Dalgliesh le tendió la mano por encima de la mesa y la niña se la estrechó.

– Gracias, Daisy, nos has ayudado mucho. Tendremos que pedirte que escribas todo esto y lo firmes, pero en otro momento.

– ¿Y me llevarán a Protección?

– No creo que exista ninguna posibilidad, ¿verdad? -Se volvió hacia la señora Reed, que respondió con expresión sombría e inflexible.

– Antes tendrán que pasar por encima de mi cadáver.

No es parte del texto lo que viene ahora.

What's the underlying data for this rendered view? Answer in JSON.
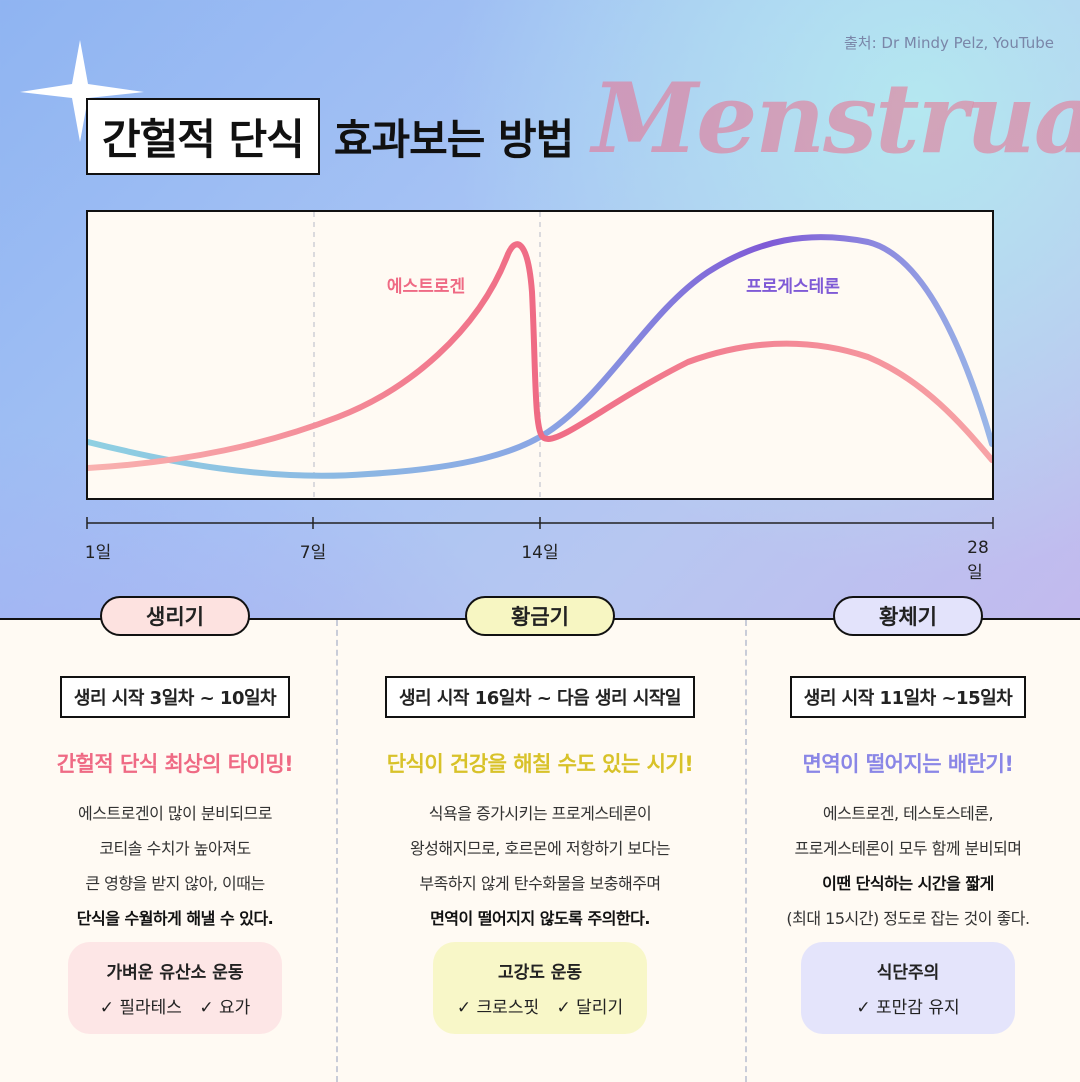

La mujer los acompañó hasta la puerta y, de pronto, al parecer movida por un impulso, salió al rellano con ellos y cerró a sus espaldas. Sin prestarle atención a Kate, le habló directamente a Dalgliesh.

– El señor Masón, el director de la escuela de Daisy, dice que es inteligente. Quiero decir, inteligente de veras.

– Creo que tiene razón, señora Reed. Debería estar orgullosa de ella.

– Dice que podría conseguir una de esas becas del Gobierno para ir a una escuela distinta, a un internado.

– ¿Y qué opina Daisy?

– Dice que no le importaría. No está contenta en esa escuela. Creo que le gustaría ir, pero que no quiere decírmelo.

Kate sintió una ligera punzada de irritación. Tenían cosas que hacer. Había que examinar el apartamento de la señora Carling, y su agente llegaría a las once y media.

Pero Dalgliesh no dio ninguna muestra de impaciencia.

– ¿Por qué Daisy y usted no lo hablan a fondo con el señor Masón? La decisión debe tomarla Daisy.

La señora Reed se resistía a dejarlos, como si aún necesitara escuchar algo más, una seguridad que sólo él podía darle. Dalgliesh añadió:

– No debe creer que sea a la fuerza malo para Daisy sólo porque a usted le resulta conveniente. Podría ser lo mejor para las dos.

– Gracias, gracias -susurró ella, y entró de nuevo en el piso.